ECLI:NL:RBROT:2009:BI9910
Rechtbank Rotterdam
- Eerste aanleg - enkelvoudig
- Rechtspraak.nl
Bevoegdheidsincident en beroep op arbitraal beding in civiele zaak tussen World Energy Alternatives LLC en BH Shipping BV
In deze civiele zaak, uitgesproken door de Rechtbank Rotterdam op 10 juni 2009, staat een bevoegdheidsincident centraal, waarbij World Energy Alternatives LLC (WEA) een vordering heeft ingesteld tegen BH Shipping BV (BHS) en een derde gedaagde. WEA vordert een hoofdelijke veroordeling van BHS en de derde gedaagde tot betaling van een bedrag van US$ 137.254,18, vermeerderd met rente en proceskosten. WEA stelt dat BHS wanprestatie heeft gepleegd door onterecht hogere commissies in rekening te brengen en dat er sprake is van een onrechtmatige daad. BHS en de derde gedaagde hebben echter de onbevoegdheid van de rechtbank ingeroepen, stellende dat er een arbitraal beding van toepassing is, dat hen zou verplichten om het geschil via arbitrage te beslechten.
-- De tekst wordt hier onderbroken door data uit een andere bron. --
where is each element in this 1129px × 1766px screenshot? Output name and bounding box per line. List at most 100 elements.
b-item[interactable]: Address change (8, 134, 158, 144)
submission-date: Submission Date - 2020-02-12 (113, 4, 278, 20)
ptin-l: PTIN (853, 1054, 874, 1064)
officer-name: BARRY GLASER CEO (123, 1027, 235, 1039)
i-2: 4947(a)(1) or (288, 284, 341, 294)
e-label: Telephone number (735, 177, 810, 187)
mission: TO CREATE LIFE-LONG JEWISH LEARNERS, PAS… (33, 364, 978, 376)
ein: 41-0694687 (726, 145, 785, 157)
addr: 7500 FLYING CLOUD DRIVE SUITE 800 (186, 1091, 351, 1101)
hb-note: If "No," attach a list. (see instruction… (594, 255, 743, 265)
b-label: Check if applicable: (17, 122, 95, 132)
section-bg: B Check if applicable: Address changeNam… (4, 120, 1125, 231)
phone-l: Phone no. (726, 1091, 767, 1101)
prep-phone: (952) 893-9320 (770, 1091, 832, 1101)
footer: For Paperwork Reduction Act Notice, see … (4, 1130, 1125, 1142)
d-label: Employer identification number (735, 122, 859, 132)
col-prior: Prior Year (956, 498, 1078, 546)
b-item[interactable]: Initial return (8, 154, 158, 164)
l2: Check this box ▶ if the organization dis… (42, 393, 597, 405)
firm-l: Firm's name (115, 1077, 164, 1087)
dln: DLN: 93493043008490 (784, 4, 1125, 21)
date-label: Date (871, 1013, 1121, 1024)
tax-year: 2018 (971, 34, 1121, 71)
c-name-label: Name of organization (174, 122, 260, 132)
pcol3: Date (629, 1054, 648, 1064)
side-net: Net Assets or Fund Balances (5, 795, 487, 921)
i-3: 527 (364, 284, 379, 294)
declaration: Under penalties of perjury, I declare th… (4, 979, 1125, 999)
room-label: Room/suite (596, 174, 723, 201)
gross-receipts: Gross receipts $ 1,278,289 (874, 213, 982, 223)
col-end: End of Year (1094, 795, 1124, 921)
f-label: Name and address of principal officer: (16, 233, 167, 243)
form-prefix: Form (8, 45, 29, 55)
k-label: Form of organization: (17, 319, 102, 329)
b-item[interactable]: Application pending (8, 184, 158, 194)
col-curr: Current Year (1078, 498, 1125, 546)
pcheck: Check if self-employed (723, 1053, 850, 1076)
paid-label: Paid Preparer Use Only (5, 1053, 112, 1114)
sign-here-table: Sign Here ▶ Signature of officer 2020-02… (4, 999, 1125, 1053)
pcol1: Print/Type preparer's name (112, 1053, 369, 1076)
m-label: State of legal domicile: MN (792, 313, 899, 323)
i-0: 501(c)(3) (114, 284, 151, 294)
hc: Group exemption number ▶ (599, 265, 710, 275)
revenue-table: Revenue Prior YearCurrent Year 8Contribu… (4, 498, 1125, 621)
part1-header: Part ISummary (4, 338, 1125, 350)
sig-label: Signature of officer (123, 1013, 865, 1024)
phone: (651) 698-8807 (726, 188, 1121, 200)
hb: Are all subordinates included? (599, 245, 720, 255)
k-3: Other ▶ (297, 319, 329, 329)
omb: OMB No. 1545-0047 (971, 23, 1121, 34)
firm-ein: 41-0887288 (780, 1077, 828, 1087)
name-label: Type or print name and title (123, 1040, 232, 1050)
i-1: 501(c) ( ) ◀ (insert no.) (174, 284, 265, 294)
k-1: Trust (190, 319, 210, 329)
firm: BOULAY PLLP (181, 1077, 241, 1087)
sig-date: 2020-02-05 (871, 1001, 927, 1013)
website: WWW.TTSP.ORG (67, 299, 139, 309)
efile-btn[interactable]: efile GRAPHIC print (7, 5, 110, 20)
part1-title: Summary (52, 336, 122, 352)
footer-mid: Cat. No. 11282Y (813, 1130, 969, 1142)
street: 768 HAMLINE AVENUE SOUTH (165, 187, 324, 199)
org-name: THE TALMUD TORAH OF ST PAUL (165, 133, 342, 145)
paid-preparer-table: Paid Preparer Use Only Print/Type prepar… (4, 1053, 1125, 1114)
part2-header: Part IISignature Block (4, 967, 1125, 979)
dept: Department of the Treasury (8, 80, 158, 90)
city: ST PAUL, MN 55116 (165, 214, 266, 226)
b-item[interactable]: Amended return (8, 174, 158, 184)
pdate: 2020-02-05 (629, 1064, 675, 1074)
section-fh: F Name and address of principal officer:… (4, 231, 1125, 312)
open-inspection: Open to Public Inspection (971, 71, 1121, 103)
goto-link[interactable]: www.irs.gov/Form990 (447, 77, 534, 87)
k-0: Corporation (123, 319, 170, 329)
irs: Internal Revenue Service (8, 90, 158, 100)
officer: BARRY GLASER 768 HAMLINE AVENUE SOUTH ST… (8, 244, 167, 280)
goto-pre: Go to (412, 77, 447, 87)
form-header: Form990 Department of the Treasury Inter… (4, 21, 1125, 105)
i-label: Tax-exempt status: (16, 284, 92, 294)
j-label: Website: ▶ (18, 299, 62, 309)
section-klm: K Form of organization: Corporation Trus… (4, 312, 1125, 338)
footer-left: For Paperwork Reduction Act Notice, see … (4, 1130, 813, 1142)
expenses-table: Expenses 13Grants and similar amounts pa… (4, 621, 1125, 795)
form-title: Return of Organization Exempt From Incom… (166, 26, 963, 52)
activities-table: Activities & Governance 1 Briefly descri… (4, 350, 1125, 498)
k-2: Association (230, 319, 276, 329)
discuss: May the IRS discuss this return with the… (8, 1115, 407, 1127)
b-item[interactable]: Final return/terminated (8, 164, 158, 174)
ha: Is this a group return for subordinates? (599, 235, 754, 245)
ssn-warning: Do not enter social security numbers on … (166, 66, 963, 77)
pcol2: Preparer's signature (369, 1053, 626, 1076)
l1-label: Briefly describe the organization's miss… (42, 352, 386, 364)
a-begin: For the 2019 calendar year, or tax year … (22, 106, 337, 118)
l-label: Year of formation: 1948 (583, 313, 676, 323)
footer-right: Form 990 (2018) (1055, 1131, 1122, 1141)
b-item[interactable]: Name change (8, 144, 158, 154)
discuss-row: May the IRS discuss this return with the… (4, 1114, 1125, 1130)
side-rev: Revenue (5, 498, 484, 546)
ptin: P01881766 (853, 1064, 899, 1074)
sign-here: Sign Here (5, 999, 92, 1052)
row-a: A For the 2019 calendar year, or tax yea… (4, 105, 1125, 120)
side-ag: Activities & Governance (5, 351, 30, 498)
De rechtbank heeft in haar beoordeling vastgesteld dat er geen contractuele relatie bestaat tussen WEA en de derde gedaagde, waardoor het arbitraal beding niet van toepassing is. De rechtbank heeft partijen bevolen om op een bepaalde datum te verschijnen voor een schikkingsgesprek, waarbij zij de gelegenheid krijgen om hun standpunten verder toe te lichten. De rechtbank heeft tevens bepaald dat alle relevante stukken uiterlijk twee weken voor de zitting aan de rechtbank en de wederpartij moeten worden toegezonden. De behandeling van de hoofdzaak is aangehouden totdat er een beslissing is genomen in het bevoegdheidsincident en het vrijwaringsincident. Dit vonnis benadrukt het belang van contractuele relaties in het kader van arbitrage en de noodzaak voor partijen om duidelijkheid te scheppen over de toepasselijkheid van algemene voorwaarden.